While the scientists don’t yet have the final figures on the Polonator’s accuracy and throughput, they expect that it will sequence 10 billion base pairs in a single 80-hour run, a capacity equal to or greater than that of currently available technologies. Harvard and MIT’s jointly run Broad Institute for genomic medicine, in Cambridge, MA, and the Max Planck Institute, in Germany, have already purchased devices at the $150,000 sticker price, and the machines should be delivered within the next week or two. General availability is expected by mid- to late May.
Despite almost no marketing, the Polonator has already created a buzz in the research community. McCarthy brought a prototype to a sequencing conference in Florida earlier this year and says that people were lined up to see it until the early hours of the morning. Last week, scientists at a genome-sequencing conference in San Diego, where McCarthy gave his first public presentation on the technology, found the concept intriguing. One of those in attendance was Vladimir Benes, head of the genomics core facility at the European Molecular Biology Laboratory, in Heidelberg, Germany. “It’s definitely in the spirit of George Church to make technology as accessible as possible and let the community do what they like,” Benes said at the time.

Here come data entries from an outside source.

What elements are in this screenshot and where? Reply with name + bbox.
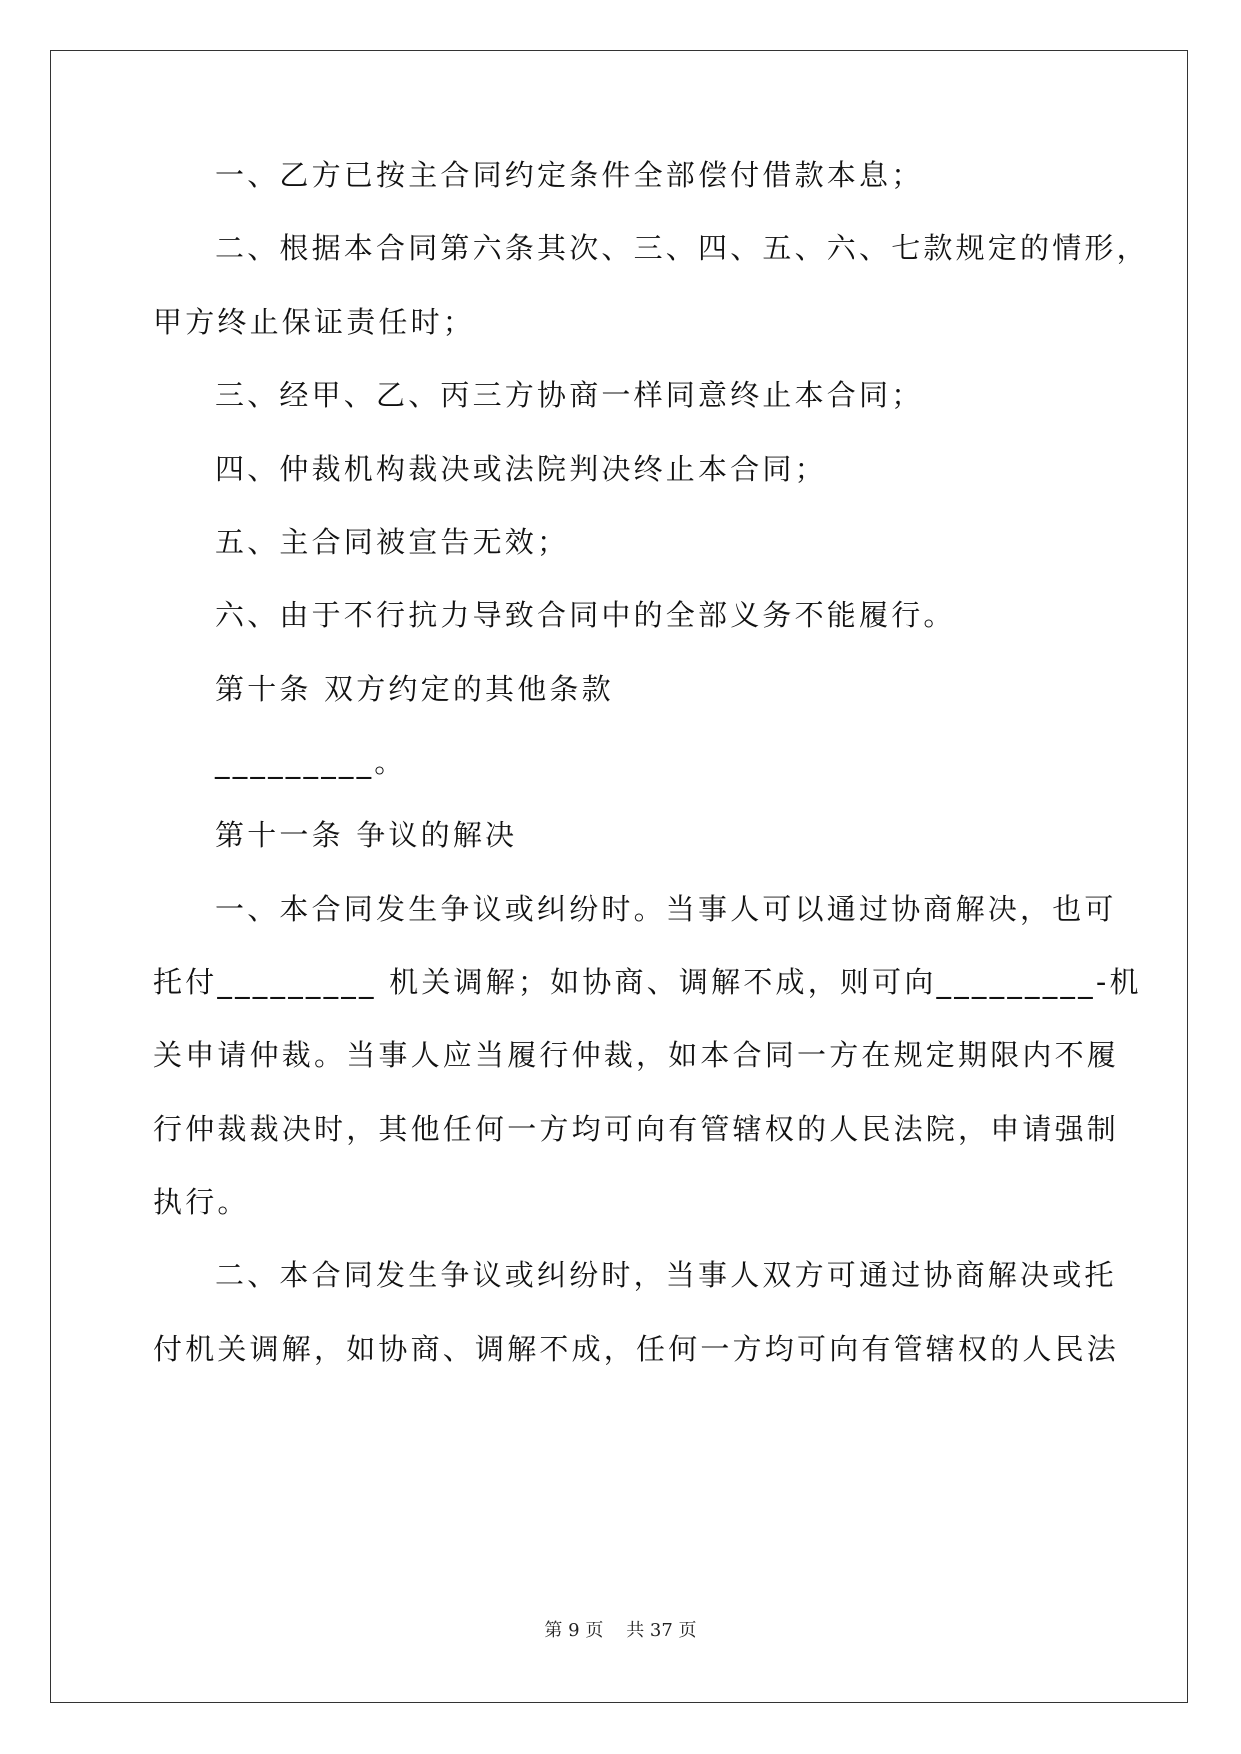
section-heading: 第十条 双方约定的其他条款 (215, 672, 614, 706)
blank-field-line: _________。 (215, 745, 407, 779)
body-line: 二、本合同发生争议或纠纷时，当事人双方可通过协商解决或托 (215, 1258, 1117, 1292)
body-line: 五、主合同被宣告无效； (215, 525, 570, 559)
body-line: 一、本合同发生争议或纠纷时。当事人可以通过协商解决，也可 (215, 892, 1117, 926)
body-line: 二、根据本合同第六条其次、三、四、五、六、七款规定的情形， (215, 231, 1149, 265)
body-line: 行仲裁裁决时，其他任何一方均可向有管辖权的人民法院，申请强制 (153, 1112, 1120, 1146)
body-line: 甲方终止保证责任时； (153, 305, 476, 339)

Patrice Milos, chief scientific officer at Helicos BioSciences, a company based in Cambridge, MA, that has just released its own sequencing machine, had a more muted reaction. “As with any technology, it’s seeing what they can deliver that matters,” Milos said.
The Polonator embodies an open-source philosophy. It was designed so that users can tinker with it in any way they wish. All the parts can be swapped out, and scientists can use enzymes and chemicals other than those sold by Danaher for the sequencing process. Church and others are already working on alternative chemical processes that could make the instrument more efficient. “The fact that it’s open source is great,” says Andrew Barry, supervisor of process development at the Broad Institute. “It’s going to be a community-driven instrument.”
Church believes that sequencing will ultimately be a more effective personalized-medicine tool than the microarray technologies currently on the market. (Several companies now offer chips studded with small pieces of DNA that can be used to detect specific genetic variations linked to disease.) By looking at the entire genome, sequencing is able to identify mutations that microarrays cannot. “Sequencing is turning out to be as cost effective at most things as chips are now,” Church says. “And you can do things with sequencing you can’t do with chips.”